I'M Looking For A Bioinformatics Problem Which Could Benefit From A New Or Improved Algorithm, Or From Being Mapped To The Gpu Architecture..
3
5
Entering edit mode
9.5 years ago
tyneuroth ▴ 50

Hello. I am an undergrad majoring in computer science. I am learning GPGPU programming right now, and would like to find a good problem to apply it to. I was wondering if someone can point me in the right direction for finding a relatively simple but important bioinformatics problem, of which I can contribute to the solution by attempting to write an improved, or massively parallel algorithm.

algorithm • 3.6k views
1
Entering edit mode

For short reads alignment or genome assembly.

7
Entering edit mode
9.5 years ago

Some ideas:

• How about the calculation of Linkage Disequilibrium? It's relatively basic math (check these slides for a quick introduction) and easily done in a second for just a couple of SNPs. However, if you want to do LD-analysis genome-wide over many chromosomes with several hundred thousand SNPs you'll have to wait for hours until you see results as you compare all SNPs with all SNPs. This could benefit from a pre-processing step which splits up the SNPs into several sets and assigns each set to a different thread and then calculates LD using several CPUs (or GPUs).
• How about BLAST? As far as I know there's already one GPU-BLAST implementation, but that one can only align protein sequences, so you could go for nucleotide-alignment. The problem here might be that the algorithms involved are a bit more complicated (I guess you could skip the database-creation and just go for the alignment itself?).
• ab initio gene prediction: There are a couple of programs which predict genes based on Hidden Markov Models like SNAP or Augustus, but none of these have parallel (or even GPU) implementations.
1
Entering edit mode

+1 for GPU-blastn.
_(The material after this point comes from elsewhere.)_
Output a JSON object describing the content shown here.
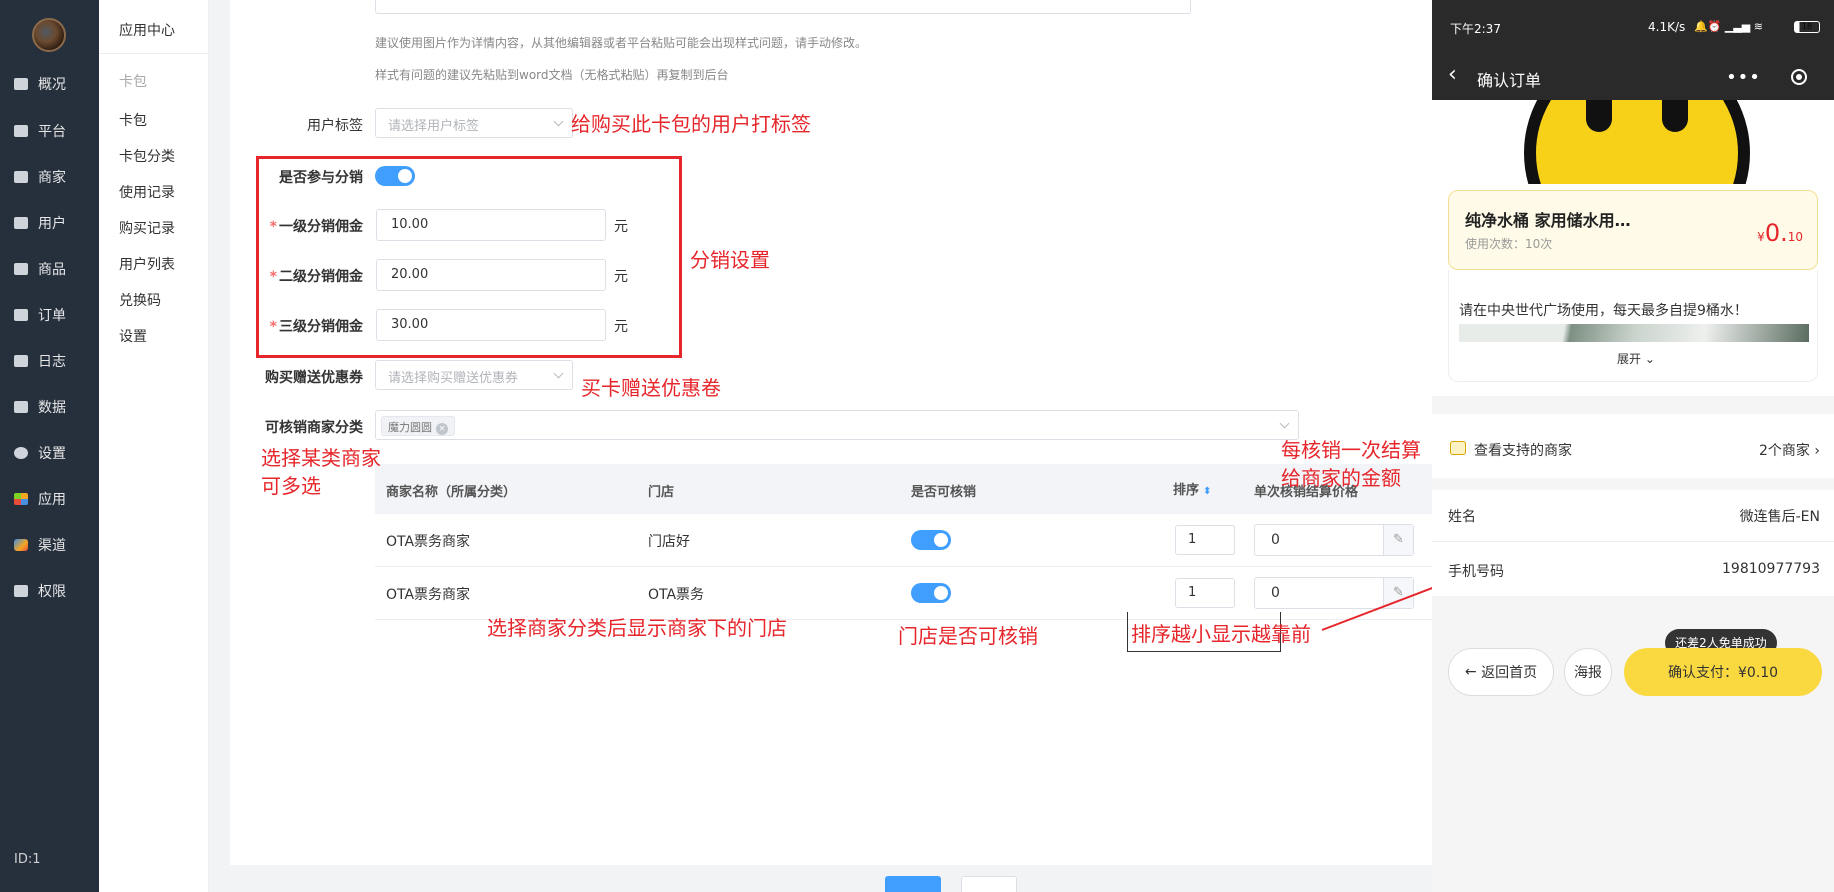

I've been trying to get the current blastx running on a CUDA, with a distinct amount of difficulty. but blastn is what i really want!

0
Entering edit mode

Thanks for the suggestions. I'm not exactly an expert yet in GPGU programming, but I will look into Blastx and see if it is something I can work towards.

3
Entering edit mode
9.5 years ago

Hello,

There are currently no good publicly available tools for identifying footprints in DNase-Seq data. The algorithm is pretty straight forward, look within areas of DNase Hypersensitivity for short segments of DNA protected from cleavage by bound Transcription factors. It can be done in parallel with many nodes inspecting different locations simultaneously. If you are interested let me know, and I can help get you started.

0
Entering edit mode

That sounds like something might be interested in.

0
Entering edit mode

I am also interested in this concept. I see some relevant publications, but I suppose you mean there is not available code yet, right? I am asking because there have passed 10 months since this post.

Thanks

0
Entering edit mode

Since I wrote this, the following paper was published: http://nar.oxfordjournals.org/content/41/21/e201.long It actually provides software for doing DNase-seq analysis. I have not tried the software yet, but I did speak with the author of the paper, and this should address many of the common DNase-seq analysis questions.

1
Entering edit mode
9.5 years ago

scan_for_matches could really use an overhaul (reimplementation!). Let me know if you are going for this one.

http://blog.theseed.org/servers/2010/07/scan-for-matches.html

0
Entering edit mode

Thank you for your suggestion. I'll look into it.